The Church was also challenged by the Black Death.  It was unable to stop or even to explain this horrible tragedy.  This reduced its legitimacy and people's faith in it.

Compounding all of this was the Great Schism.  The Church essentially split in two with two different popes (and sometimes three) all claiming to be legitimate.  This brought the credibility of the Church into great doubt among many people.

All of these challenged the Church and helped to weaken it during the 1300s.

pholland14 eNotes educator| Certified Educator

The greatest challenge that the Catholic Church faced in the fourteenth century was the Black Death. Originating in Venice and spreading all over Europe, the plague killed millions. Since the clergy worked closely with the dying, the disease seemed to target them. Some clergymen even abandoned their responsibilities and fled into the countryside, leaving lay people to hear confessions. The fatality rates also adversely affected church tithing.

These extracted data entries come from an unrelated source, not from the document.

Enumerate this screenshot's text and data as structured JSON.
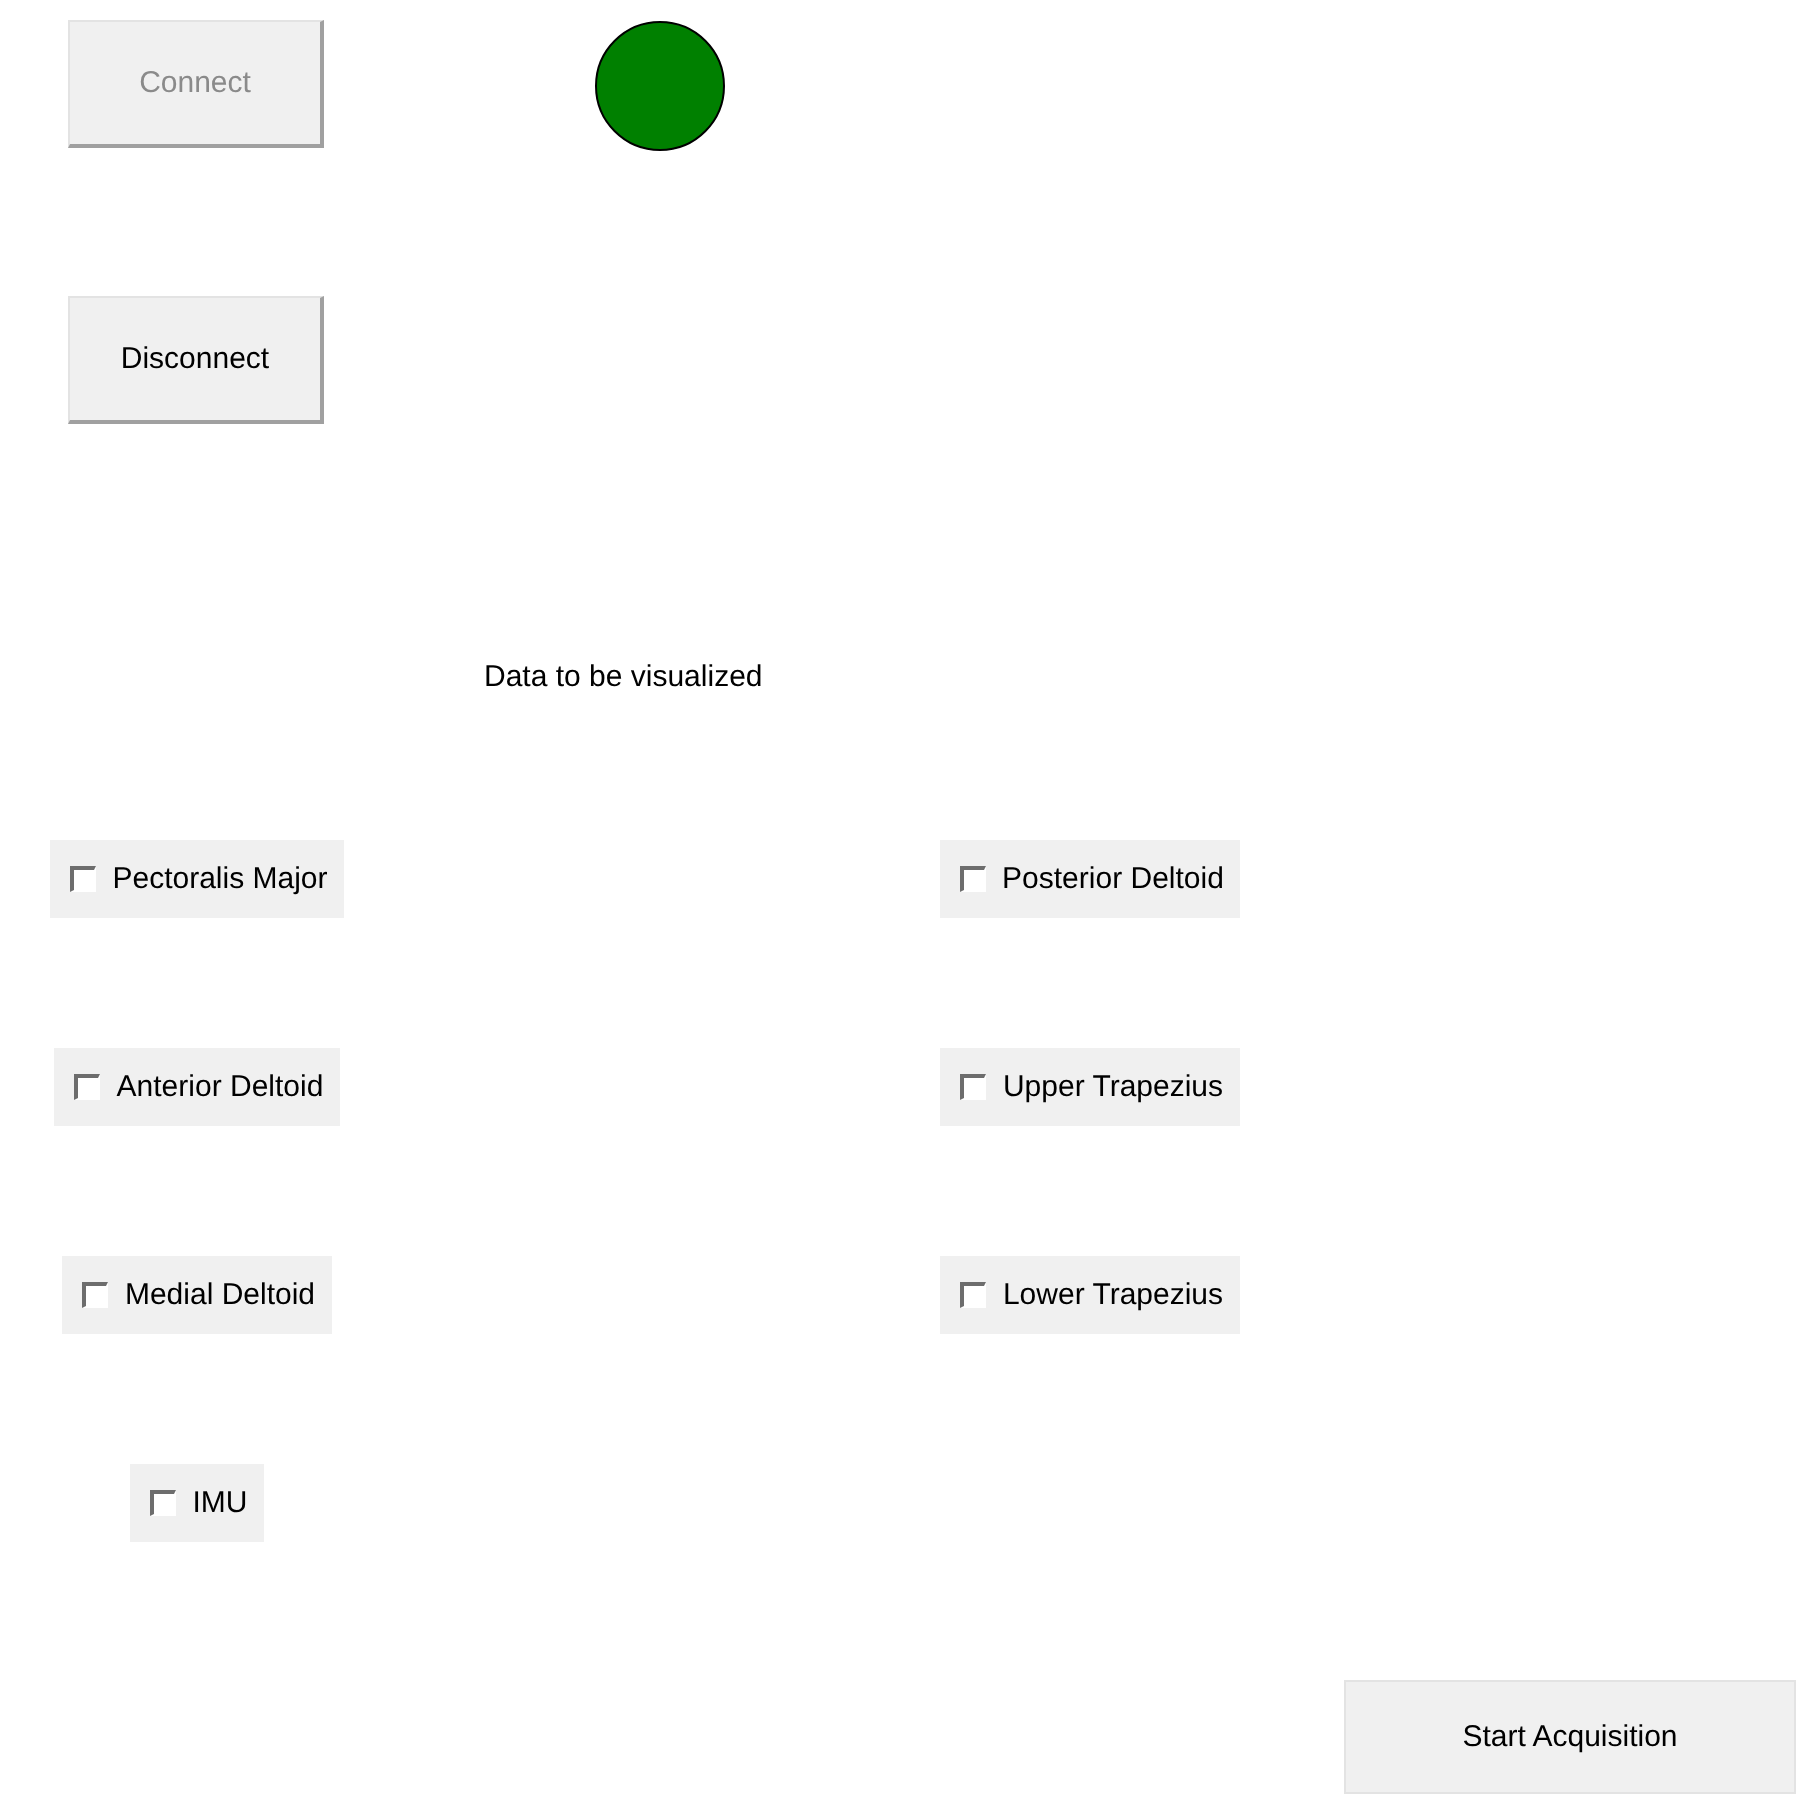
{
  "connect_button": {
    "label": "Connect",
    "disabled": true
  },
  "status_indicator": {
    "color": "#008000"
  },
  "disconnect_button": {
    "label": "Disconnect",
    "disabled": false
  },
  "section_label": "Data to be visualized",
  "checkboxes": [
    {
      "label": "Pectoralis Major",
      "checked": false
    },
    {
      "label": "Posterior Deltoid",
      "checked": false
    },
    {
      "label": "Anterior Deltoid",
      "checked": false
    },
    {
      "label": "Upper Trapezius",
      "checked": false
    },
    {
      "label": "Medial Deltoid",
      "checked": false
    },
    {
      "label": "Lower Trapezius",
      "checked": false
    },
    {
      "label": "IMU",
      "checked": false
    }
  ],
  "start_button": {
    "label": "Start Acquisition"
  }
}
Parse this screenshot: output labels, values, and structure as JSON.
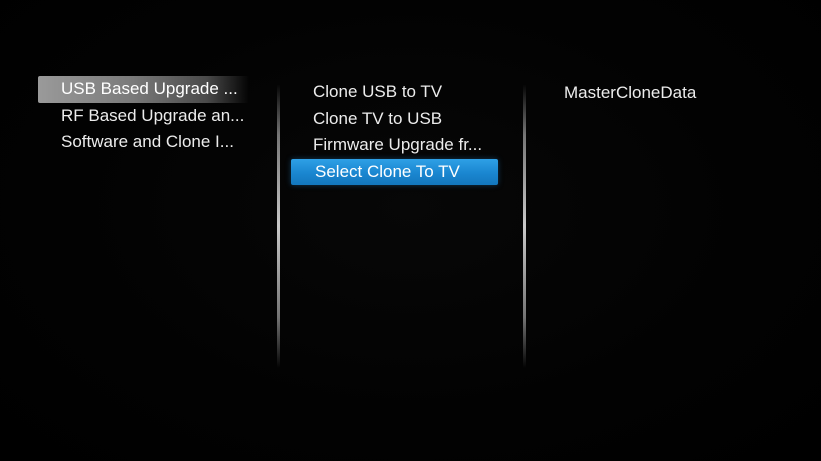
{
  "menu": {
    "column_1": {
      "items": [
        {
          "label": "USB Based Upgrade ...",
          "state": "current"
        },
        {
          "label": "RF Based Upgrade an...",
          "state": "normal"
        },
        {
          "label": "Software and Clone I...",
          "state": "normal"
        }
      ]
    },
    "column_2": {
      "items": [
        {
          "label": "Clone USB to TV",
          "state": "normal"
        },
        {
          "label": "Clone TV to USB",
          "state": "normal"
        },
        {
          "label": "Firmware Upgrade fr...",
          "state": "normal"
        },
        {
          "label": "Select Clone To TV",
          "state": "focused"
        }
      ]
    },
    "column_3": {
      "items": [
        {
          "label": "MasterCloneData",
          "state": "normal"
        }
      ]
    }
  },
  "colors": {
    "background": "#000000",
    "focus_highlight": "#1a86d0",
    "current_highlight": "#8a8a8a",
    "text": "#ececec"
  }
}
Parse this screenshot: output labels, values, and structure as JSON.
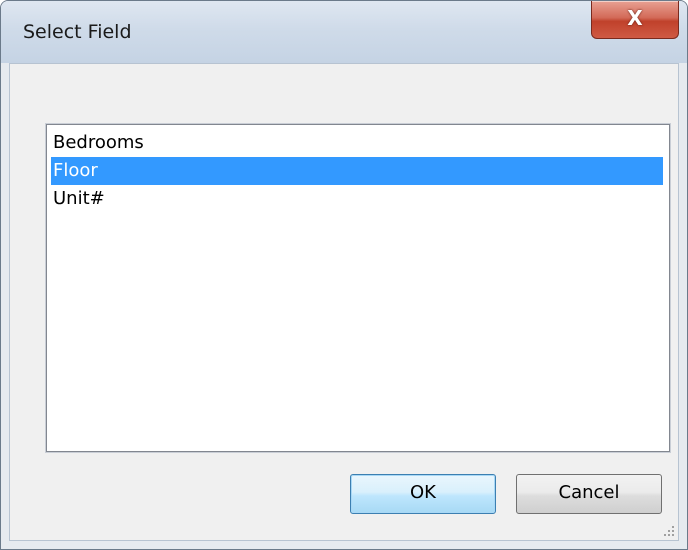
{
  "window": {
    "title": "Select Field",
    "close_label": "X"
  },
  "list": {
    "items": [
      "Bedrooms",
      "Floor",
      "Unit#"
    ],
    "selected": "Floor"
  },
  "buttons": {
    "ok_label": "OK",
    "cancel_label": "Cancel"
  },
  "colors": {
    "selection": "#3399ff",
    "close_button": "#c9503c"
  }
}
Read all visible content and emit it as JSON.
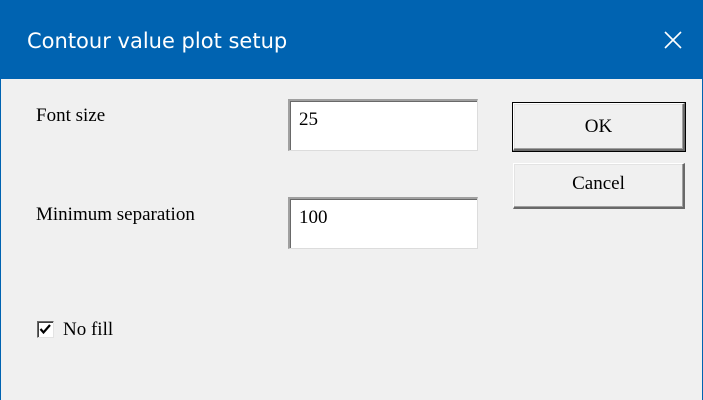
{
  "window": {
    "title": "Contour value plot setup",
    "close_glyph": "✕",
    "titlebar_color": "#0063b1",
    "background_color": "#f0f0f0"
  },
  "fields": {
    "font_size": {
      "label": "Font size",
      "value": "25"
    },
    "minimum_separation": {
      "label": "Minimum separation",
      "value": "100"
    }
  },
  "buttons": {
    "ok_label": "OK",
    "cancel_label": "Cancel"
  },
  "checkbox": {
    "label": "No fill",
    "checked": true
  }
}
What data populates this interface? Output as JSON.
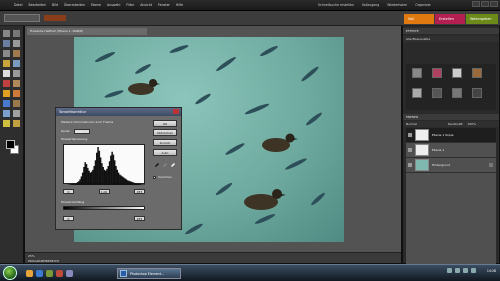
{
  "menu": [
    "Datei",
    "Bearbeiten",
    "Bild",
    "Überarbeiten",
    "Ebene",
    "Auswahl",
    "Filter",
    "Ansicht",
    "Fenster",
    "Hilfe"
  ],
  "top_actions": [
    "Schnellsuche erstellen",
    "Vollzugang",
    "Wiederholen",
    "Organizer"
  ],
  "mode_tabs": {
    "edit": "Voll",
    "create": "Erstellen",
    "share": "Weitergeben"
  },
  "document": {
    "tab": "Holzente-Haifisch (Ebene 1, RGB/8)",
    "zoom": "25%",
    "hint": "PROGRAMMBEREICH"
  },
  "levels": {
    "title": "Tonwertkorrektur",
    "info": "Weitere Informationen zum Thema",
    "channel_label": "Kanal:",
    "channel_value": "RGB",
    "input_label": "Tonwertspreizung",
    "input_values": [
      "0",
      "1,00",
      "255"
    ],
    "output_label": "Tonwertumfang",
    "output_values": [
      "0",
      "255"
    ],
    "buttons": [
      "OK",
      "Abbrechen",
      "Zurück",
      "Auto"
    ],
    "preview_label": "Vorschau",
    "histogram": [
      0,
      0,
      0,
      1,
      1,
      2,
      2,
      3,
      3,
      4,
      6,
      8,
      12,
      18,
      26,
      38,
      48,
      44,
      36,
      30,
      26,
      28,
      32,
      40,
      52,
      68,
      80,
      72,
      58,
      46,
      38,
      32,
      30,
      34,
      40,
      50,
      62,
      70,
      64,
      52,
      40,
      32,
      26,
      22,
      20,
      18,
      16,
      14,
      12,
      10,
      9,
      8,
      7,
      6,
      5,
      4,
      3,
      3,
      2,
      2,
      1,
      1,
      1,
      0
    ]
  },
  "right_panel": {
    "header": "EFFEKTE",
    "effects_tab": "Alle Ebenenstile",
    "layers_header": "EBENEN",
    "blend_mode": "Normal",
    "opacity_label": "Deckkraft:",
    "opacity_value": "100%",
    "layers": [
      {
        "name": "Ebene 1 Kopie",
        "active": true
      },
      {
        "name": "Ebene 1",
        "active": false
      },
      {
        "name": "Hintergrund",
        "active": false
      }
    ]
  },
  "taskbar": {
    "task": "Photoshop Element...",
    "time": "14:28"
  },
  "colors": {
    "accent_edit": "#e07a10",
    "accent_create": "#b31f50",
    "accent_share": "#6b8a1a"
  }
}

Many people questioned God and the church's authority during this difficult time. Some people even turned to immorality; they saw no sense in purity if they were only going to die anyway.

Another challenge to the Catholic Church was the frequent state of war in Europe. The instability the wars caused spread to Italy. There was a feud between Phillip the Fair of France and the Papacy which ultimately would end in the Babylonian Captivity, which was a period of seventy years in which the pope lived in Avignon as the king's vassal.